Tuesday, September 30, 2014

Waking Up in Montreal was Bliss

By Cal Orey
My fear of flying didn't exist with big aircraft, first class
It's been more than one long week since I've returned from my trip to Quebec.  While I anticipated challenges, including "rough air" to staying in a hotel room on a high floor and riding a train to a French-speaking city and dining alone in a restaurant--I passed each fear factor, one after the other. It was like I got in a time machine and went back in time to when I was 21--a wanderlust without worries. It was bliss. I had no anxieties, no phobias. I was ready for adventure--any kind.
Montreal's Cathédrale Marie-Reine-du-Monde--
the green building--is Quebec's third largest church 

Waking up in Montreal:  After the sobering grilling in the Canada Customs room; and grabbing a cab to downtown with a cabbie who drove 100 mph, I was exhausted from getting up at 1:30 AM, PST and arriving in the province at 2:00 AM EST. Once in my hotel room on the 28th floor at the Marriott, I felt that part of my trip was accomplished. After all, I made it: One cab, a shuttle bus to Reno-Tahoe International Airport, Salt Lake City, Atlanta, and to my destination--Canada. So we're talking 3000 miles in a day. Yes, in many ways it was easier than hitchhiking across the country with a dog. My canines were safe in a kennel with pampering. Missing my fur boys--two dogs and a cat--whom I sleep with every night, I plopped onto the cold bed and fell asleep.

The city streets differ from rural roads in
the sierras
Jet Lag to French Greetings. At home my dogs awake me at 5:00 AM to be fed and do their business. On Wednesday morning I slept in until 11:45 A.M. Instead of staggering out into the kitchen to brew a pot of coffee, I grabbed the phone and called room service. It was my fantasy to order blueberry waffles but I decided on a grilled cheese on whole wheat bread with tomatoes (the first time they were AWOL on my fave comfort food wherever I am) French fries, and coffee. It was lunch time. I never had experienced "jet lag" so I discovered it is real. But it wasn't too bad even though I was all alone in a big, strange city.

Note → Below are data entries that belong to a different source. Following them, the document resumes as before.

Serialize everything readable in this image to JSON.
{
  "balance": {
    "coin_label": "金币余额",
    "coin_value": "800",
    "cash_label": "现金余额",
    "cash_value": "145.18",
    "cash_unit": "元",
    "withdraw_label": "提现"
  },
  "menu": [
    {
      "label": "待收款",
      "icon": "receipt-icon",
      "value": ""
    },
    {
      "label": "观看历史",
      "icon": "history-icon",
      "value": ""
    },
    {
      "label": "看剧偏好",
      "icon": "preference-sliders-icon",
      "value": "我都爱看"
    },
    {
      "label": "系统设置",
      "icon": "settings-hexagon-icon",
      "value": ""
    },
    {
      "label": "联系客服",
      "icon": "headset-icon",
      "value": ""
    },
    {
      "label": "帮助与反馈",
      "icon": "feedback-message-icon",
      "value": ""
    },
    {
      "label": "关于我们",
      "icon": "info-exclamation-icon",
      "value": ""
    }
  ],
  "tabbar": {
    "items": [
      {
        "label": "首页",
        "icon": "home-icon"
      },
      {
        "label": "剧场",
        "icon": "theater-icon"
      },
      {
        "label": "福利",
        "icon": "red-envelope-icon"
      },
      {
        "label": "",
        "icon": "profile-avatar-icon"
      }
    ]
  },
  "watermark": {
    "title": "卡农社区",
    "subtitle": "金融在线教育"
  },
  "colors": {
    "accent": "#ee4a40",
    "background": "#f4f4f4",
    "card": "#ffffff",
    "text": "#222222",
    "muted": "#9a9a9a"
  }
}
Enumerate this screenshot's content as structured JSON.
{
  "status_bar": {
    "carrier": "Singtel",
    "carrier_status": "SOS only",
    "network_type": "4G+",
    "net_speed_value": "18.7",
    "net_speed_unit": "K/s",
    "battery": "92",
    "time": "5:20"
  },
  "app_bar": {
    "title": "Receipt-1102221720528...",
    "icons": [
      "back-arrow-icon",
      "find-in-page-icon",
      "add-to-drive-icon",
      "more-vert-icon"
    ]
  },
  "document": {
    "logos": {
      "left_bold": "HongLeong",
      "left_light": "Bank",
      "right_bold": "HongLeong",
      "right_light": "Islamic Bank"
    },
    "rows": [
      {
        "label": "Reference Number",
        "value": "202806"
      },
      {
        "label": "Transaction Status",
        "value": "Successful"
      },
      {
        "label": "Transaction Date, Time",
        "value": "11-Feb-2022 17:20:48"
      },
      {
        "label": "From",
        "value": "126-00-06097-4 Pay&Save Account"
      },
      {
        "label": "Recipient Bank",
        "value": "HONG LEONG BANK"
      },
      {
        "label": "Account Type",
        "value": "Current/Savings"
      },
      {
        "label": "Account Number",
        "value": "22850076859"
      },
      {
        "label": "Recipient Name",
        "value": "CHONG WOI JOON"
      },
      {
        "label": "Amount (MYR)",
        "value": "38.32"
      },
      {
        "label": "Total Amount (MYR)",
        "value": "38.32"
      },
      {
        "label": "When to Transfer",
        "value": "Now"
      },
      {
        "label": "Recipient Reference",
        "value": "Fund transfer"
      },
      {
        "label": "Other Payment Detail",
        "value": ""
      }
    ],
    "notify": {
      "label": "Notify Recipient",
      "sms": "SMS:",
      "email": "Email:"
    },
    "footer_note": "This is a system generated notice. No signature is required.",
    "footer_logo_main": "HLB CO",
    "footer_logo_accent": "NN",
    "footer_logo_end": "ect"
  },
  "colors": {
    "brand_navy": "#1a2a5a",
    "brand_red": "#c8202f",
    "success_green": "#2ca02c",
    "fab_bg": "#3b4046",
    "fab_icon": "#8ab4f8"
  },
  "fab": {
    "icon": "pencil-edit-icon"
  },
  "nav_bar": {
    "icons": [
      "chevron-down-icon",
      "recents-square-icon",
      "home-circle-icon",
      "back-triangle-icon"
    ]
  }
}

In the late afternoon I left my room and took a walk to a large drugstore to purchase things I didn't have on hand. (i.e., My reading glasses broke on the Utah flight. The passenger next to me--an attorney from Georgia--taped them for me, a nice gesture but his gift for gab was more welcome. In Atlanta at one of the largest airports in the nation I purchased a new pricey pair--not the correct strength. Note to self: Always bring two pair of glasses.)  
Living in a mountain town for 15 years, I forgot about fashion. Women in Montreal much like San Francisco (where I went to school) are fashionable and quickly I pondered a French manicure, playing up my smoky eye make-up, learning how to really wear a scarf, and happy that my skinny jeans, over-sized sweater, and combat boots didn't look out of place. Being called "madam" was refreshing and flirty Frenchmen and cold Frenchwomen were amid my new environment. It wasn't too long before I learned the game and gained a harder shell. The younger females were warm and friendly; it is mostly the older women with a masculine edge that seemed to sport attitude. No wonder the men (all ages) had wandering eyes.

The Pool:  I missed the resort swimming pool I swim at and sauntered into the pool room at the hotel. The hot tub was down but the pool was up. I was too tired to think laps but I engaged in a conversation with a young Italian lifeguard. She was fun, intelligent, and made me feel at home. 
I should have swam but the vibe was off, not like
my hometown resort pool at 7:30 am

After chatting the jet lag was overwhelming (coffee lattes became my best friends) so I returned to my room with a promise to be normal on Thursday. When I turned on the TV (I broke the promise of going off the grid), it was surreal. The picture of the Northern California King Fire just 100 miles from my home at Lake Tahoe greeted me. Here, I was looking for adventure but it was happening on the West Coast. And folks in Quebec seemed out of touch like my burning Golden State was a foreign planet.

Chocolate befriended me at the mall
From Underground to Up in My Room: Watching the news, cuddling up on the bed and missing my home I felt homesick but happy--craving to be on the West Coast in California, sort of, yet excited to be on the East Coast in Canada. Thursday my mind and body would be back on track...It would be the day I'd visit the train station to get my ticket for Quebec City on Friday; the perfect time to do mingle with the people at Montreal's Underground City (officially RÉSO or La Ville Souterraine in French) including shopping malls. 
When I came to Montreal decades ago, the underground city frightened me. This time around it was elating. It felt good to be alone, away from day-to-day pesky worries and woes. I had gone back in time. I was the carefree hippie chick on my own in a faraway place--and it made me feel free and disconnected. Happiness.